El Perro ist ein erbitterter Berliner, ein großer Kenner der Stadt, in der er seit 1995 lebt, zumindest behauptet er das ...
Ich kenne Leute, die sagen, dass sie in Wirklichkeit 2001 hierhergekommen sind, aber sie rechnen gern diese sechs Jahre hinzu, damit niemand sagen kann, sie wären erst seit Kurzem hier, ein Zugereister oder schlimmer noch, ein Tourist.

Ein Deutscher auf Mallorca, ein Spanier in Berlin

Lange Zeit hat el Perro die Stadt bis aufs Äußerste verteidigt, aber seit einigen Jahren tut er nichts anderes, als darüber zu reden, wie Berlin einmal war und wie es vor die Hunde gegangen ist. Seiner Meinung nach ist Berlin wie David Bowie,„ein schlechter Abklatsch dessen, was es einmal war“. Man kann dieses Thema nicht ansprechen, ohne dass er versichert, seine Tage in der deutschen Hauptstadt seien gezählt.
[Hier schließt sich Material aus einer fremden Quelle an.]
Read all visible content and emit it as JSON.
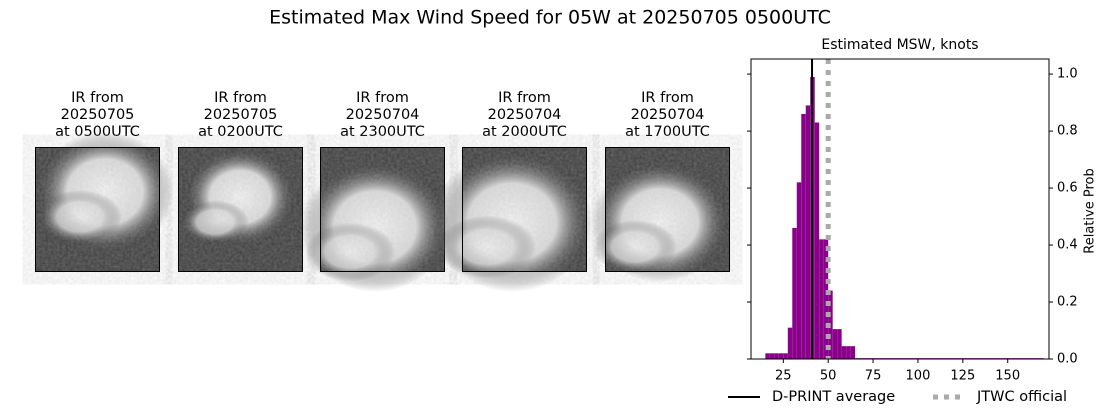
{
  "title": "Estimated Max Wind Speed for 05W at 20250705 0500UTC",
  "panels": [
    {
      "caption": [
        "IR from",
        "20250705",
        "at 0500UTC"
      ]
    },
    {
      "caption": [
        "IR from",
        "20250705",
        "at 0200UTC"
      ]
    },
    {
      "caption": [
        "IR from",
        "20250704",
        "at 2300UTC"
      ]
    },
    {
      "caption": [
        "IR from",
        "20250704",
        "at 2000UTC"
      ]
    },
    {
      "caption": [
        "IR from",
        "20250704",
        "at 1700UTC"
      ]
    }
  ],
  "chart_data": {
    "type": "histogram",
    "title": "Estimated MSW, knots",
    "y_label": "Relative Prob",
    "color": "#8b008b",
    "bins": [
      15,
      17.5,
      20,
      22.5,
      25,
      27.5,
      30,
      32.5,
      35,
      37.5,
      40,
      42.5,
      45,
      47.5,
      50,
      52.5,
      55,
      57.5,
      60,
      62.5,
      65,
      170
    ],
    "values": [
      0.02,
      0.02,
      0.02,
      0.02,
      0.02,
      0.11,
      0.46,
      0.62,
      0.86,
      0.89,
      0.99,
      0.83,
      0.42,
      0.42,
      0.24,
      0.105,
      0.105,
      0.045,
      0.045,
      0.045,
      0.003
    ],
    "xlim": [
      7,
      173
    ],
    "ylim": [
      0,
      1.053
    ],
    "xticks": [
      25,
      50,
      75,
      100,
      125,
      150
    ],
    "yticks": [
      {
        "value": 0,
        "label": "0.0"
      },
      {
        "value": 0.2,
        "label": "0.2"
      },
      {
        "value": 0.4,
        "label": "0.4"
      },
      {
        "value": 0.6,
        "label": "0.6"
      },
      {
        "value": 0.8,
        "label": "0.8"
      },
      {
        "value": 1,
        "label": "1.0"
      }
    ],
    "lines": [
      {
        "name": "D-PRINT average",
        "value": 41,
        "color": "#000000",
        "style": "solid"
      },
      {
        "name": "JTWC official",
        "value": 50,
        "color": "#aaaaaa",
        "style": "dotted"
      }
    ]
  }
}
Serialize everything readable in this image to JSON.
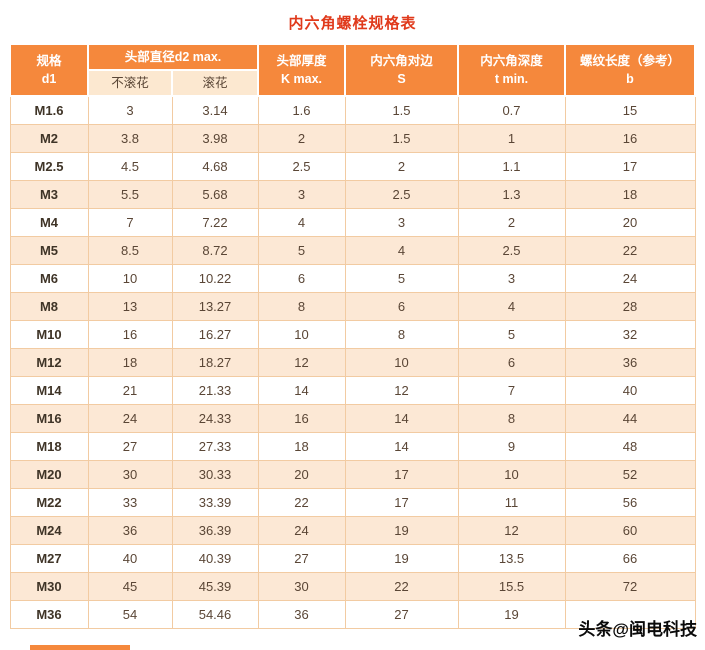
{
  "title": "内六角螺栓规格表",
  "watermark": "头条@闽电科技",
  "colors": {
    "title_color": "#e0391b",
    "header_bg": "#f5883c",
    "header_text": "#ffffff",
    "subheader_bg": "#fce8d0",
    "stripe_bg": "#fce8d5",
    "border": "#f2cba2",
    "cell_text": "#5a4636"
  },
  "header": {
    "spec_line1": "规格",
    "spec_line2": "d1",
    "head_diameter": "头部直径d2 max.",
    "sub_no_knurl": "不滚花",
    "sub_knurl": "滚花",
    "thickness_line1": "头部厚度",
    "thickness_line2": "K max.",
    "hex_flats_line1": "内六角对边",
    "hex_flats_line2": "S",
    "hex_depth_line1": "内六角深度",
    "hex_depth_line2": "t min.",
    "thread_line1": "螺纹长度（参考）",
    "thread_line2": "b"
  },
  "chart_data": {
    "type": "table",
    "title": "内六角螺栓规格表",
    "columns": [
      "规格 d1",
      "头部直径d2 max. 不滚花",
      "头部直径d2 max. 滚花",
      "头部厚度 K max.",
      "内六角对边 S",
      "内六角深度 t min.",
      "螺纹长度（参考） b"
    ],
    "rows": [
      [
        "M1.6",
        "3",
        "3.14",
        "1.6",
        "1.5",
        "0.7",
        "15"
      ],
      [
        "M2",
        "3.8",
        "3.98",
        "2",
        "1.5",
        "1",
        "16"
      ],
      [
        "M2.5",
        "4.5",
        "4.68",
        "2.5",
        "2",
        "1.1",
        "17"
      ],
      [
        "M3",
        "5.5",
        "5.68",
        "3",
        "2.5",
        "1.3",
        "18"
      ],
      [
        "M4",
        "7",
        "7.22",
        "4",
        "3",
        "2",
        "20"
      ],
      [
        "M5",
        "8.5",
        "8.72",
        "5",
        "4",
        "2.5",
        "22"
      ],
      [
        "M6",
        "10",
        "10.22",
        "6",
        "5",
        "3",
        "24"
      ],
      [
        "M8",
        "13",
        "13.27",
        "8",
        "6",
        "4",
        "28"
      ],
      [
        "M10",
        "16",
        "16.27",
        "10",
        "8",
        "5",
        "32"
      ],
      [
        "M12",
        "18",
        "18.27",
        "12",
        "10",
        "6",
        "36"
      ],
      [
        "M14",
        "21",
        "21.33",
        "14",
        "12",
        "7",
        "40"
      ],
      [
        "M16",
        "24",
        "24.33",
        "16",
        "14",
        "8",
        "44"
      ],
      [
        "M18",
        "27",
        "27.33",
        "18",
        "14",
        "9",
        "48"
      ],
      [
        "M20",
        "30",
        "30.33",
        "20",
        "17",
        "10",
        "52"
      ],
      [
        "M22",
        "33",
        "33.39",
        "22",
        "17",
        "11",
        "56"
      ],
      [
        "M24",
        "36",
        "36.39",
        "24",
        "19",
        "12",
        "60"
      ],
      [
        "M27",
        "40",
        "40.39",
        "27",
        "19",
        "13.5",
        "66"
      ],
      [
        "M30",
        "45",
        "45.39",
        "30",
        "22",
        "15.5",
        "72"
      ],
      [
        "M36",
        "54",
        "54.46",
        "36",
        "27",
        "19",
        ""
      ]
    ]
  }
}
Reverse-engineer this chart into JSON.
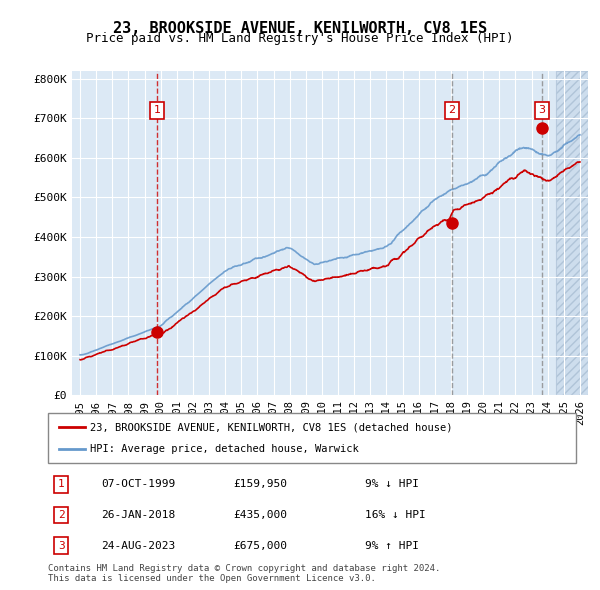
{
  "title": "23, BROOKSIDE AVENUE, KENILWORTH, CV8 1ES",
  "subtitle": "Price paid vs. HM Land Registry's House Price Index (HPI)",
  "title_fontsize": 12,
  "subtitle_fontsize": 10,
  "bg_color": "#dce9f5",
  "plot_bg_color": "#dce9f5",
  "hatch_color": "#b0c8e0",
  "red_line_color": "#cc0000",
  "blue_line_color": "#6699cc",
  "sale_marker_color": "#cc0000",
  "vline_red_color": "#cc0000",
  "vline_grey_color": "#888888",
  "ylim": [
    0,
    820000
  ],
  "yticks": [
    0,
    100000,
    200000,
    300000,
    400000,
    500000,
    600000,
    700000,
    800000
  ],
  "ytick_labels": [
    "£0",
    "£100K",
    "£200K",
    "£300K",
    "£400K",
    "£500K",
    "£600K",
    "£700K",
    "£800K"
  ],
  "xlim_start": 1994.5,
  "xlim_end": 2026.5,
  "hatch_start": 2024.5,
  "sale_dates": [
    1999.77,
    2018.07,
    2023.65
  ],
  "sale_prices": [
    159950,
    435000,
    675000
  ],
  "sale_labels": [
    "1",
    "2",
    "3"
  ],
  "table_rows": [
    [
      "1",
      "07-OCT-1999",
      "£159,950",
      "9% ↓ HPI"
    ],
    [
      "2",
      "26-JAN-2018",
      "£435,000",
      "16% ↓ HPI"
    ],
    [
      "3",
      "24-AUG-2023",
      "£675,000",
      "9% ↑ HPI"
    ]
  ],
  "legend_line1": "23, BROOKSIDE AVENUE, KENILWORTH, CV8 1ES (detached house)",
  "legend_line2": "HPI: Average price, detached house, Warwick",
  "footer": "Contains HM Land Registry data © Crown copyright and database right 2024.\nThis data is licensed under the Open Government Licence v3.0.",
  "xtick_years": [
    1995,
    1996,
    1997,
    1998,
    1999,
    2000,
    2001,
    2002,
    2003,
    2004,
    2005,
    2006,
    2007,
    2008,
    2009,
    2010,
    2011,
    2012,
    2013,
    2014,
    2015,
    2016,
    2017,
    2018,
    2019,
    2020,
    2021,
    2022,
    2023,
    2024,
    2025,
    2026
  ]
}
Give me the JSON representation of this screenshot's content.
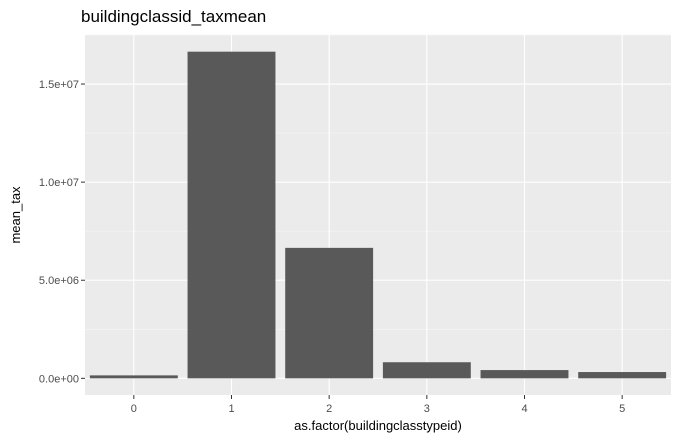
{
  "chart_data": {
    "type": "bar",
    "title": "buildingclassid_taxmean",
    "xlabel": "as.factor(buildingclasstypeid)",
    "ylabel": "mean_tax",
    "categories": [
      "0",
      "1",
      "2",
      "3",
      "4",
      "5"
    ],
    "values": [
      150000,
      16650000,
      6650000,
      820000,
      420000,
      320000
    ],
    "ylim": [
      -850000,
      17500000
    ],
    "y_ticks": [
      0,
      5000000,
      10000000,
      15000000
    ],
    "y_tick_labels": [
      "0.0e+00",
      "5.0e+06",
      "1.0e+07",
      "1.5e+07"
    ],
    "grid": true,
    "legend": "none",
    "colors": {
      "bar": "#595959",
      "panel": "#ebebeb",
      "grid_major": "#ffffff",
      "grid_minor": "#f5f5f5",
      "tick_text": "#4d4d4d",
      "tick_mark": "#333333"
    }
  }
}
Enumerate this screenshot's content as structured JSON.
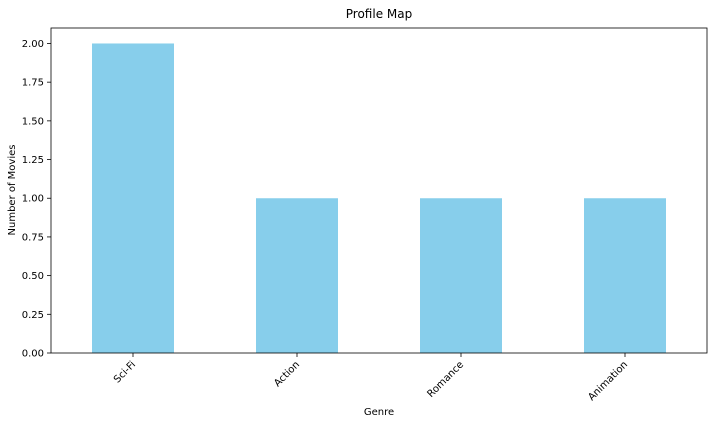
{
  "chart_data": {
    "type": "bar",
    "title": "Profile Map",
    "xlabel": "Genre",
    "ylabel": "Number of Movies",
    "categories": [
      "Sci-Fi",
      "Action",
      "Romance",
      "Animation"
    ],
    "values": [
      2,
      1,
      1,
      1
    ],
    "ylim": [
      0,
      2.1
    ],
    "yticks": [
      "0.00",
      "0.25",
      "0.50",
      "0.75",
      "1.00",
      "1.25",
      "1.50",
      "1.75",
      "2.00"
    ],
    "bar_color": "#87CEEB",
    "grid": false,
    "legend": "none"
  }
}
Und das seit mehr als fünf Jahren, in denen er in derselben Wohnung in Kreuzberg lebt, nur wenige Meter vom Görlitzer Park entfernt. An einem Tag unserer Woche auf Mallorca haben wir beschlossen, das Meer gegen die Berge einzutauschen und durch die imposante Serra de Tramuntana zu streifen. Wir nahmen all unseren Mut zusammen, rüsteten uns mit etwas zu essen und Wein aus und machten uns sehr früh auf den Weg.
Das Gebirge, oder die körperliche Anstrengung, haben eine wunderbare Wirkung auf meinen Freund: Es lässt ihn verstummen und verbirgt seine übliche Verbitterung; es lässt ihn wie einen weisen Mann erscheinen. Ich dachte, unser Abenteuer wäre von Frieden und Besinnung geprägt, und dass wir zum ersten Mal, seit wir auf Mallorca angekommen waren, nicht auf das Thema Berlin zu sprechen kämen. Wenn er in den Tagen zuvor auf einen Deutschen traf, was oft vorkam, begann er jedes Mal mit seinem unbändigen und jähzornigen Redeschwall.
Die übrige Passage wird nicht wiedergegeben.